I think that is why, as a young, newly fledged family physician in Vancouver, I phoned every single one of my infant’s parents the week before we received the HIB vaccine to encourage them to attend at my office, pay for the vaccine (as it was not publicly covered initially) and give it to their child. Having delivered many of these children, I did not want them to suffer the same fate that my patients in Ottawa a few short years prior had experienced.
Thus, I have a lived experience of infectious disease in the pre-vaccination era for a specific disease and understand the consequences of non-vaccination all too well. And I guess that is why I find the recent measles outbreak here in Canada and worldwide so puzzling and upsetting. How is it that we have lost that shared, horrible lived experience and been unable to pass those experiences on to our current generation of parents? What is it that we as a medical profession must do to stamp out the misguided belief of the “anti-vaxxers” and educate those with vaccine hesitancy? Worldwide eradication of smallpox was enabled in part because of intimate knowledge of that terrible infection.
There have been some beneficial stories in the media recently both in print and on television. Invariably however, a photo of a child crying when they receive a needle is featured both in the newspaper and on television. There is a mixed message being given to parents: your child might get this terrible illness that you and your peers have no personal experience of, or you can inflict pain on your child immediately. Our journalist colleagues have a moral duty to stop presenting the story in this fashion, and we must implore them to never show a video or photograph of a child crying while receiving the vaccination. Rather, they have a duty to present the consequences of not vaccinating.

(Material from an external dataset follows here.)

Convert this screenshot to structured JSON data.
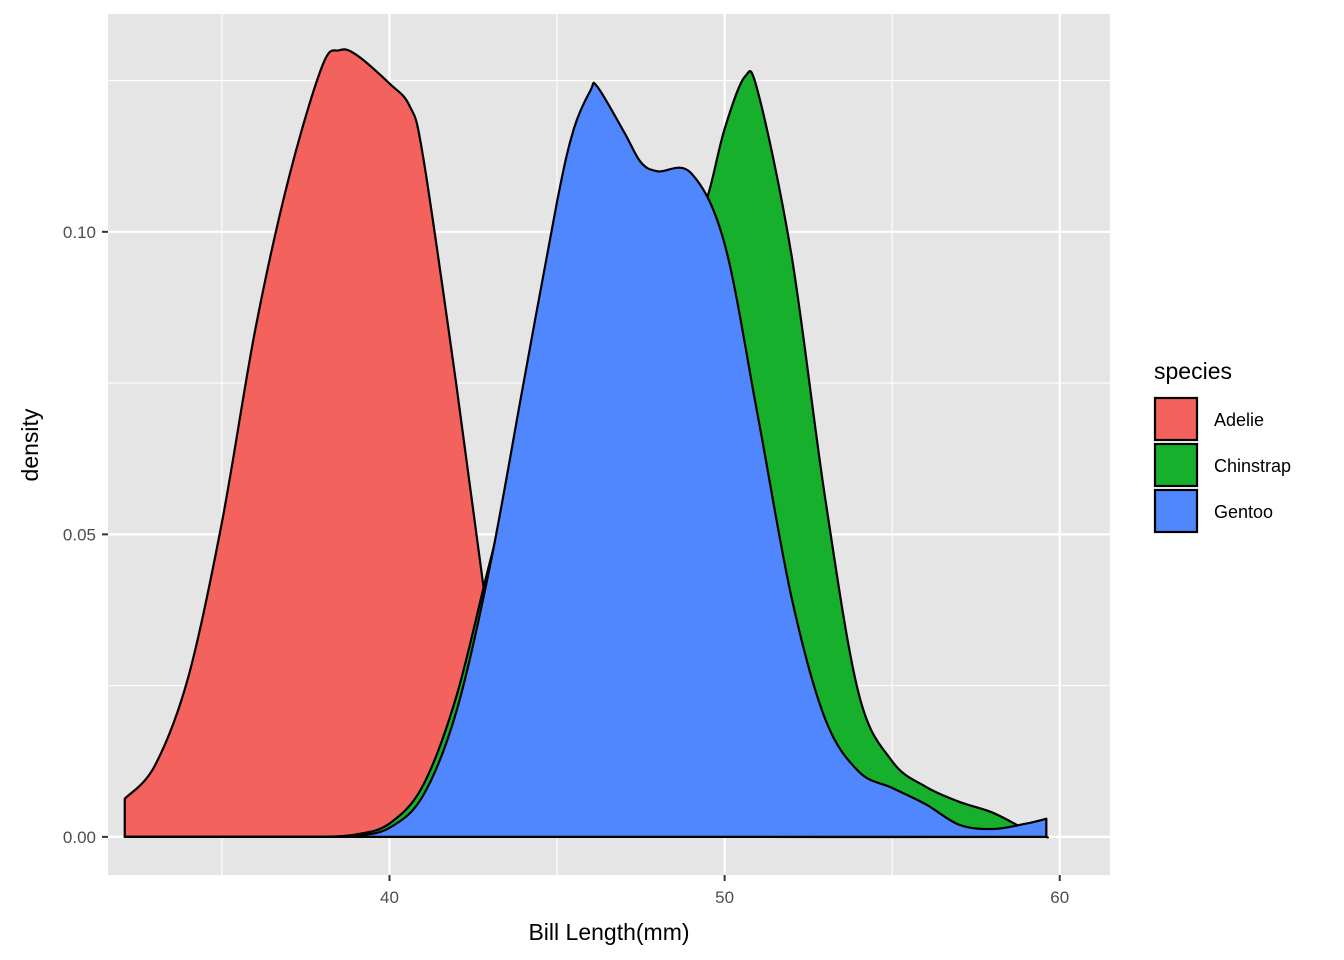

We in the medical profession also have a moral duty to highlight to our patients the irreversible consequences of these easily preventable infectious diseases. It is up to us as healthcare providers to understand what drives each individual patient in their decision-making process, and to do our utmost to convince each patient/parent of the necessity of vaccination. While I recognise that this is a paternalistic comment, we are indeed in the middle of a public health crisis as illustrated by the WHO declaring vaccine hesitancy as one of the top 10 threats to Global Health in 2019. Those of us that are old enough to remember the awful stories need to tell those stories. We need to encourage our politicians and our public health officials to enact mandatory vaccinations to protect every single one of us. Our laws require adults to wear helmets while riding a motorcycle. How on earth is it that we do not protect our most vulnerable from completely preventable infectious diseases?

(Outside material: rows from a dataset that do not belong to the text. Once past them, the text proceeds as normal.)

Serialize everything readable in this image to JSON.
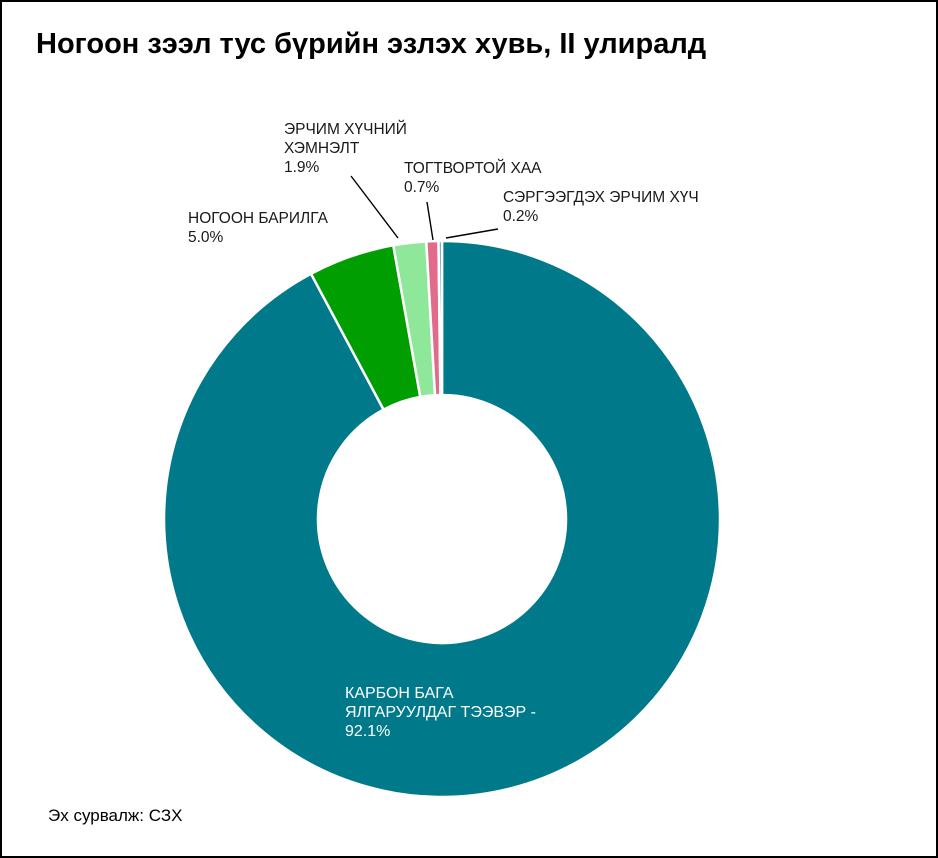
{
  "title": "Ногоон зээл тус бүрийн эзлэх хувь, II улиралд",
  "source": "Эх сурвалж: СЗХ",
  "chart_data": {
    "type": "pie",
    "style": "donut",
    "title": "Ногоон зээл тус бүрийн эзлэх хувь, II улиралд",
    "unit": "%",
    "slices": [
      {
        "label_lines": [
          "КАРБОН БАГА",
          "ЯЛГАРУУЛДАГ ТЭЭВЭР -"
        ],
        "value": 92.1,
        "value_text": "92.1%",
        "color": "#007a8a"
      },
      {
        "label_lines": [
          "НОГООН БАРИЛГА"
        ],
        "value": 5.0,
        "value_text": "5.0%",
        "color": "#009e00"
      },
      {
        "label_lines": [
          "ЭРЧИМ ХҮЧНИЙ",
          "ХЭМНЭЛТ"
        ],
        "value": 1.9,
        "value_text": "1.9%",
        "color": "#8fe89a"
      },
      {
        "label_lines": [
          "ТОГТВОРТОЙ ХАА"
        ],
        "value": 0.7,
        "value_text": "0.7%",
        "color": "#e26a8a"
      },
      {
        "label_lines": [
          "СЭРГЭЭГДЭХ ЭРЧИМ ХҮЧ"
        ],
        "value": 0.2,
        "value_text": "0.2%",
        "color": "#5a8fd6"
      }
    ]
  }
}
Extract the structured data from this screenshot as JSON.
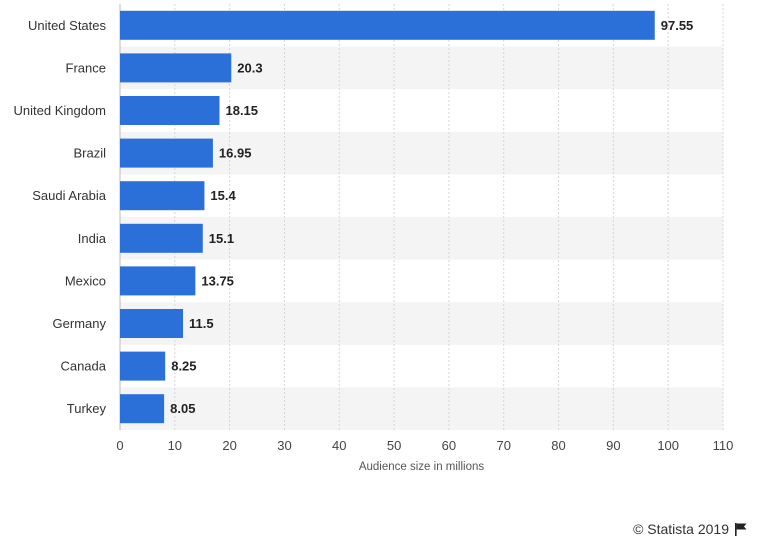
{
  "chart_data": {
    "type": "bar",
    "orientation": "horizontal",
    "categories": [
      "United States",
      "France",
      "United Kingdom",
      "Brazil",
      "Saudi Arabia",
      "India",
      "Mexico",
      "Germany",
      "Canada",
      "Turkey"
    ],
    "values": [
      97.55,
      20.3,
      18.15,
      16.95,
      15.4,
      15.1,
      13.75,
      11.5,
      8.25,
      8.05
    ],
    "value_labels": [
      "97.55",
      "20.3",
      "18.15",
      "16.95",
      "15.4",
      "15.1",
      "13.75",
      "11.5",
      "8.25",
      "8.05"
    ],
    "xticks": [
      0,
      10,
      20,
      30,
      40,
      50,
      60,
      70,
      80,
      90,
      100,
      110
    ],
    "xlim": [
      0,
      110
    ],
    "xlabel": "Audience size in millions",
    "ylabel": "",
    "title": "",
    "grid": true,
    "colors": {
      "bar": "#2b6fd9",
      "alt_row": "#f4f4f4",
      "grid": "#d6d6d6"
    }
  },
  "credit": {
    "text": "© Statista 2019",
    "icon": "flag-icon"
  }
}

One of the initiatives that we have undertaken in our own clinic is to use our electronic medical record (OSCAR) to track our vaccination statistics. We report on how well we are doing with childhood vaccinations, but I am not sure that we have a vigorous, proactive program in place to ensure that none of our patients (children and adults) are falling through the cracks. We must strive to get as close to a 100% vaccination rate as possible, not only in our children, but in adults as well. Perhaps we need to have a “Vaccination Officer/Vaccinator” in each clinic who actively screens every single patient prior to seeing a healthcare provider in the clinic. Perhaps “Vaccinator” needs to enter our lexicon as the preventable disease “Terminator”.
Okay, perhaps a “Vaccinator” is unrealistic. What is attainable now, is a personal health record (PHR) that is owned and coordinated by the patient. Furthermore, we already have enough “artificial intelligence” within our existing platform to alert patients when they or their loved ones, children for example, are overdue for a vaccination. Let’s make it a shared responsibility for us all to protect not only each of us as individuals but society as a whole. Working collaboratively with policymakers, citizens and healthcare providers, I believe achieving “herd immunity” for all of our preventable infectious diseases is achievable within five years. This should be a priority for all of us.